Stem cells – immature cells that have the potential to mature into virtually any type of tissue cell – hold great promise for regenerative medicine, where faulty, damaged, or injured tissue is repaired by encouraging new cells to grow.

One way to regenerate tissue is to transplant stem cells into the affected area. However, as the authors explain in their paper, this approach can be risky – for instance, the donor cells could be rejected by the recipient’s immune system, introduce pathogens, or even give rise to tumors.

An alternative approach that could avoid these risks is the possibility that stem cells already present in the affected area could be induced to make new cells repair the damaged tissue.

Cartilage is a type of tissue that cushions bones and lines the joints to enable smooth movement without damage.

Within the TMJ, the cartilage is of a type called fibrocartilage. This type is also found in the knee meniscus and the discs between the vertebrae of the spine.

Once it is damaged – for instance through injury or disease – fibrocartilage does not regrow or heal, with the result that people suffer permanent disability.

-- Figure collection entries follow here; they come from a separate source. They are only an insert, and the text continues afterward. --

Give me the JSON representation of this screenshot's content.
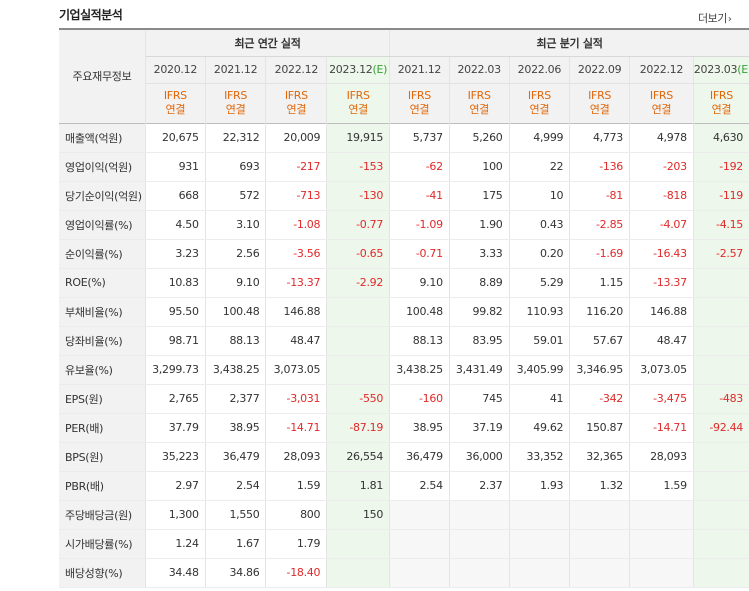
{
  "section_title": "기업실적분석",
  "more_link": "더보기",
  "more_arrow": "›",
  "header": {
    "key_info_label": "주요재무정보",
    "annual_group": "최근 연간 실적",
    "quarter_group": "최근 분기 실적",
    "periods": [
      {
        "label": "2020.12",
        "estimate": false
      },
      {
        "label": "2021.12",
        "estimate": false
      },
      {
        "label": "2022.12",
        "estimate": false
      },
      {
        "label": "2023.12",
        "suffix": "(E)",
        "estimate": true
      },
      {
        "label": "2021.12",
        "estimate": false
      },
      {
        "label": "2022.03",
        "estimate": false
      },
      {
        "label": "2022.06",
        "estimate": false
      },
      {
        "label": "2022.09",
        "estimate": false
      },
      {
        "label": "2022.12",
        "estimate": false
      },
      {
        "label": "2023.03",
        "suffix": "(E)",
        "estimate": true
      }
    ],
    "ifrs_label": "IFRS",
    "consolidated_label": "연결"
  },
  "rows": [
    {
      "label": "매출액(억원)",
      "values": [
        "20,675",
        "22,312",
        "20,009",
        "19,915",
        "5,737",
        "5,260",
        "4,999",
        "4,773",
        "4,978",
        "4,630"
      ]
    },
    {
      "label": "영업이익(억원)",
      "values": [
        "931",
        "693",
        "-217",
        "-153",
        "-62",
        "100",
        "22",
        "-136",
        "-203",
        "-192"
      ]
    },
    {
      "label": "당기순이익(억원)",
      "values": [
        "668",
        "572",
        "-713",
        "-130",
        "-41",
        "175",
        "10",
        "-81",
        "-818",
        "-119"
      ]
    },
    {
      "label": "영업이익률(%)",
      "values": [
        "4.50",
        "3.10",
        "-1.08",
        "-0.77",
        "-1.09",
        "1.90",
        "0.43",
        "-2.85",
        "-4.07",
        "-4.15"
      ]
    },
    {
      "label": "순이익률(%)",
      "values": [
        "3.23",
        "2.56",
        "-3.56",
        "-0.65",
        "-0.71",
        "3.33",
        "0.20",
        "-1.69",
        "-16.43",
        "-2.57"
      ]
    },
    {
      "label": "ROE(%)",
      "values": [
        "10.83",
        "9.10",
        "-13.37",
        "-2.92",
        "9.10",
        "8.89",
        "5.29",
        "1.15",
        "-13.37",
        ""
      ]
    },
    {
      "label": "부채비율(%)",
      "values": [
        "95.50",
        "100.48",
        "146.88",
        "",
        "100.48",
        "99.82",
        "110.93",
        "116.20",
        "146.88",
        ""
      ]
    },
    {
      "label": "당좌비율(%)",
      "values": [
        "98.71",
        "88.13",
        "48.47",
        "",
        "88.13",
        "83.95",
        "59.01",
        "57.67",
        "48.47",
        ""
      ]
    },
    {
      "label": "유보율(%)",
      "values": [
        "3,299.73",
        "3,438.25",
        "3,073.05",
        "",
        "3,438.25",
        "3,431.49",
        "3,405.99",
        "3,346.95",
        "3,073.05",
        ""
      ]
    },
    {
      "label": "EPS(원)",
      "values": [
        "2,765",
        "2,377",
        "-3,031",
        "-550",
        "-160",
        "745",
        "41",
        "-342",
        "-3,475",
        "-483"
      ]
    },
    {
      "label": "PER(배)",
      "values": [
        "37.79",
        "38.95",
        "-14.71",
        "-87.19",
        "38.95",
        "37.19",
        "49.62",
        "150.87",
        "-14.71",
        "-92.44"
      ]
    },
    {
      "label": "BPS(원)",
      "values": [
        "35,223",
        "36,479",
        "28,093",
        "26,554",
        "36,479",
        "36,000",
        "33,352",
        "32,365",
        "28,093",
        ""
      ]
    },
    {
      "label": "PBR(배)",
      "values": [
        "2.97",
        "2.54",
        "1.59",
        "1.81",
        "2.54",
        "2.37",
        "1.93",
        "1.32",
        "1.59",
        ""
      ]
    },
    {
      "label": "주당배당금(원)",
      "values": [
        "1,300",
        "1,550",
        "800",
        "150",
        "",
        "",
        "",
        "",
        "",
        ""
      ]
    },
    {
      "label": "시가배당률(%)",
      "values": [
        "1.24",
        "1.67",
        "1.79",
        "",
        "",
        "",
        "",
        "",
        "",
        ""
      ]
    },
    {
      "label": "배당성향(%)",
      "values": [
        "34.48",
        "34.86",
        "-18.40",
        "",
        "",
        "",
        "",
        "",
        "",
        ""
      ]
    }
  ],
  "colors": {
    "negative": "#e12929",
    "ifrs": "#e0670a",
    "estimate_bg": "#eef7ec",
    "estimate_text": "#37a037"
  }
}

In the United States alone, there are up to 10 million people – mostly women – with TMJ disorders. Children with juvenile idiopathic arthritis can also have stunted jaw growth that cannot be treated with existing drugs. The researchers suggest their findings could lead to new treatments that help these groups.

In their study, Prof. Embree and colleagues – including Jeremy Mao, the Edwin S. Robinson Professor of Dentistry (in Orthopedic Surgery) at Columbia – show for the first time that the “fibrous superficial zone” in the TMJ of mice harbors fibrocartilage stem cells (FCSCs).

They also discovered that a single FCSC transplanted into a live mouse is capable of not only generating cartilage and bone, but also of organizing the microenvironment to support the process – rather like specialized niches in bone marrow.

Moreover, the researchers showed that they could manipulate FCSCs to differentiate into the required cell types by suppressing a type of cell signal called Wnt. They found that overactive Wnt signals disrupt the stability of fibrocartilage and promote degeneration by depleting FCSCs.

The findings could also open up routes to new treatments for repairing fibrocartilage in joints other than the TMJ, including the knees and vertebral discs, as Prof. Embree explains:

“Those types of cartilage have different cellular constituents, so we would have to really investigate the molecular underpinnings regarding how these cells are regulated.”

The implications of these findings are broad, including for clinical therapies. They suggest that molecular signals that govern stem cells may have therapeutic applications for cartilage and bone regeneration.”